Ne pensons pourtant pas qu’on adopte ici une perspective morale, et donc naïve, de ce que peut être l’amitié. Par analogie avec l’amour, dont il faut immédiatement écarter la perspective romantique, il y est question de la lutte pour la durée d’une relation de confiance, toujours conditionnelle et exposée à la contingence. On pourrait dire que dans l’amitié, l’inimité habite l’intérieur. En d’autres termes, l’amitié n’est pas toujours présente et disponible - ni pour soi-même ni pour l’autre.
L’autre de l’amitié évoque le thème de l’inimité et de l’ennemi. La pensée de Carl Schmitt fonde la politique dans le domaine ontologique, par opposition au domaine objectif, dans la distinction entre ami et ennemi. Cette configuration se produit dans une condensation d’un ordre identitaire qui répond avec violence aux mouvements extérieurs, ressentis et compris comme une menace.

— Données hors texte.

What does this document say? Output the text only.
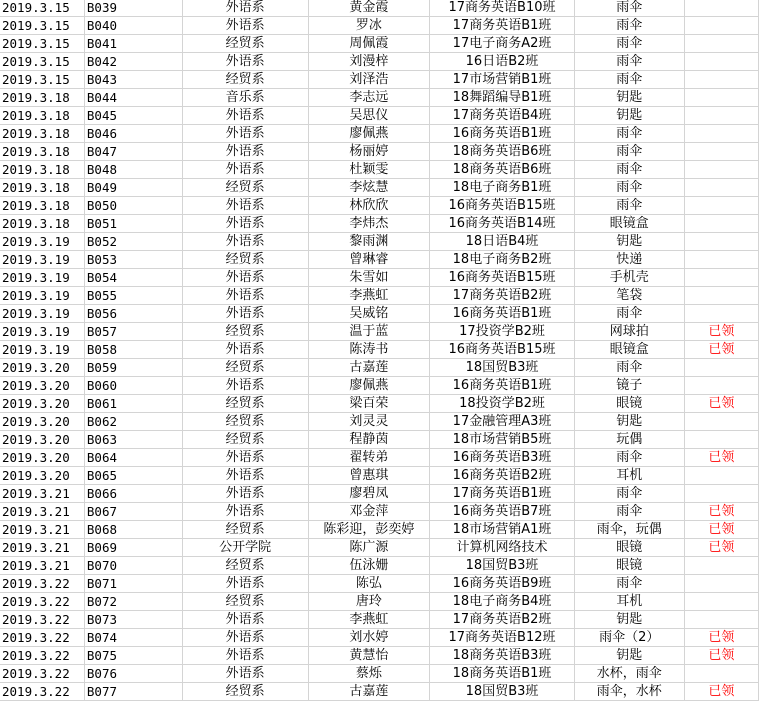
2019.3.15	B039	外语系	黄金霞	17商务英语B10班	雨伞	
2019.3.15	B040	外语系	罗冰	17商务英语B1班	雨伞	
2019.3.15	B041	经贸系	周佩霞	17电子商务A2班	雨伞	
2019.3.15	B042	外语系	刘漫梓	16日语B2班	雨伞	
2019.3.15	B043	经贸系	刘泽浩	17市场营销B1班	雨伞	
2019.3.18	B044	音乐系	李志远	18舞蹈编导B1班	钥匙	
2019.3.18	B045	外语系	吴思仪	17商务英语B4班	钥匙	
2019.3.18	B046	外语系	廖佩燕	16商务英语B1班	雨伞	
2019.3.18	B047	外语系	杨丽婷	18商务英语B6班	雨伞	
2019.3.18	B048	外语系	杜颖雯	18商务英语B6班	雨伞	
2019.3.18	B049	经贸系	李炫慧	18电子商务B1班	雨伞	
2019.3.18	B050	外语系	林欣欣	16商务英语B15班	雨伞	
2019.3.18	B051	外语系	李炜杰	16商务英语B14班	眼镜盒	
2019.3.19	B052	外语系	黎雨渊	18日语B4班	钥匙	
2019.3.19	B053	经贸系	曾琳睿	18电子商务B2班	快递	
2019.3.19	B054	外语系	朱雪如	16商务英语B15班	手机壳	
2019.3.19	B055	外语系	李燕虹	17商务英语B2班	笔袋	
2019.3.19	B056	外语系	吴威铭	16商务英语B1班	雨伞	
2019.3.19	B057	经贸系	温于蓝	17投资学B2班	网球拍	已领
2019.3.19	B058	外语系	陈涛书	16商务英语B15班	眼镜盒	已领
2019.3.20	B059	经贸系	古嘉莲	18国贸B3班	雨伞	
2019.3.20	B060	外语系	廖佩燕	16商务英语B1班	镜子	
2019.3.20	B061	经贸系	梁百荣	18投资学B2班	眼镜	已领
2019.3.20	B062	经贸系	刘灵灵	17金融管理A3班	钥匙	
2019.3.20	B063	经贸系	程静茵	18市场营销B5班	玩偶	
2019.3.20	B064	外语系	翟转弟	16商务英语B3班	雨伞	已领
2019.3.20	B065	外语系	曾惠琪	16商务英语B2班	耳机	
2019.3.21	B066	外语系	廖碧凤	17商务英语B1班	雨伞	
2019.3.21	B067	外语系	邓金萍	16商务英语B7班	雨伞	已领
2019.3.21	B068	经贸系	陈彩迎，彭奕婷	18市场营销A1班	雨伞，玩偶	已领
2019.3.21	B069	公开学院	陈广源	计算机网络技术	眼镜	已领
2019.3.21	B070	经贸系	伍泳姗	18国贸B3班	眼镜	
2019.3.22	B071	外语系	陈弘	16商务英语B9班	雨伞	
2019.3.22	B072	经贸系	唐玲	18电子商务B4班	耳机	
2019.3.22	B073	外语系	李燕虹	17商务英语B2班	钥匙	
2019.3.22	B074	外语系	刘水婷	17商务英语B12班	雨伞（2）	已领
2019.3.22	B075	外语系	黄慧怡	18商务英语B3班	钥匙	已领
2019.3.22	B076	外语系	蔡烁	18商务英语B1班	水杯，雨伞	
2019.3.22	B077	经贸系	古嘉莲	18国贸B3班	雨伞，水杯	已领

C’est peut-être pour cette raison que nous pouvons enfin parler d’une poétique de l’hospitalité, intempestive et créative, en ce qu’elle remet en question les frontières entre les genres, les langues et les cultures, en cherchant à créer des espaces de rencontre et de dialogue, où les différences et les voix diverses sont accueillies et respectées.

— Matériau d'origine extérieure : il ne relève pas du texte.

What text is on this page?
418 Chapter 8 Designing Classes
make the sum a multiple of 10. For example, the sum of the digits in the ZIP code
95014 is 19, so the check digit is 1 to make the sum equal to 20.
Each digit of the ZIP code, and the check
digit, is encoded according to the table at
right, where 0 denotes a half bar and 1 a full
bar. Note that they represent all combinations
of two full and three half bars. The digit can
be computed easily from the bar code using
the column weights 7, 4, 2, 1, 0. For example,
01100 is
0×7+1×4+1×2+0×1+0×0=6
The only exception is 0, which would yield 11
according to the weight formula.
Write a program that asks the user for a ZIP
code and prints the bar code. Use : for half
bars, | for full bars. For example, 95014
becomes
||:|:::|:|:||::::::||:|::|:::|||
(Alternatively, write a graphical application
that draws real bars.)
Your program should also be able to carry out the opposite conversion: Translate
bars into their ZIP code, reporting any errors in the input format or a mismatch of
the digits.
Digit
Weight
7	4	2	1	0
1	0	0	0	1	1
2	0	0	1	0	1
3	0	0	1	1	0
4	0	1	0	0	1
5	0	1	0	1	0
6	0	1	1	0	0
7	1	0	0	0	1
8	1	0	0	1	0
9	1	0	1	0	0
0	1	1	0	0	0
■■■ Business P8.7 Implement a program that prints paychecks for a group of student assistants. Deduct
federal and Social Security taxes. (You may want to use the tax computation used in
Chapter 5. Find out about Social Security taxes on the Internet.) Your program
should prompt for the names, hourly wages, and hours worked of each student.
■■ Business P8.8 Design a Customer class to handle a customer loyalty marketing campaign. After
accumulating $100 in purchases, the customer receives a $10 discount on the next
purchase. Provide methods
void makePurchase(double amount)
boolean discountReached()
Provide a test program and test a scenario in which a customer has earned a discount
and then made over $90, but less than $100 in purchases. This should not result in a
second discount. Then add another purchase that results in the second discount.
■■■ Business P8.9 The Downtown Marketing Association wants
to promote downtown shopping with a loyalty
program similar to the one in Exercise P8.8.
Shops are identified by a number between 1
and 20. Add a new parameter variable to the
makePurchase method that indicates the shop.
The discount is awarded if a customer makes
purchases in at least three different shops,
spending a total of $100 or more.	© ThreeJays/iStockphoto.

Pensons aussi à la singularité absolue de la rencontre amoureuse, capable de subjectiver les amants et par conséquent de les universaliser, de les faire sortir d’eux-mêmes en les changeant et en les faisant habiter un autre monde. L’événement amoureux et psychique, selon l’interprétation d’Alain Badiou menée par Norman Madarasz, est déjà un partage d’un monde créé à deux. En d’autres termes, l’hypothèse communiste n’est pas un au-delà utopique, mais une compossibilité d’une vérité immanente.
Notre premier colloque, qui a toujours déjà commencé, sera consacré à débattre des noms, des gestes, des vitesses et des itinéraires de l’amitié. Célébrant l’amitié entre penseurs et penseuses d’Amérique latine et d’Europe, médiatisée (entre autres éléments) par le Collège international de philosophie après ses 40 ans et la création de l’Association des Amis latino-américains du CIPh, notre désir le plus vif est de faire circuler les idées et les personnes dans la cosmo-polis d’une communauté toujours à venir et en action ici et maintenant, alimentée par l’esprit novateur et critique du Collège.
Autour de tables thématiques, nous débattrons des généalogies et des virtualités de l’amitié, dans un contexte d’agression de l’être ensemble sans intérêt, où l’on assiste à l’exclusion et à l’anéantissement des pauvres, des noirs, des peuples originaires et des LGBT par la mobilisation des affects identitaires.
Vous êtes tous/toutes plus qu’invité-e-s.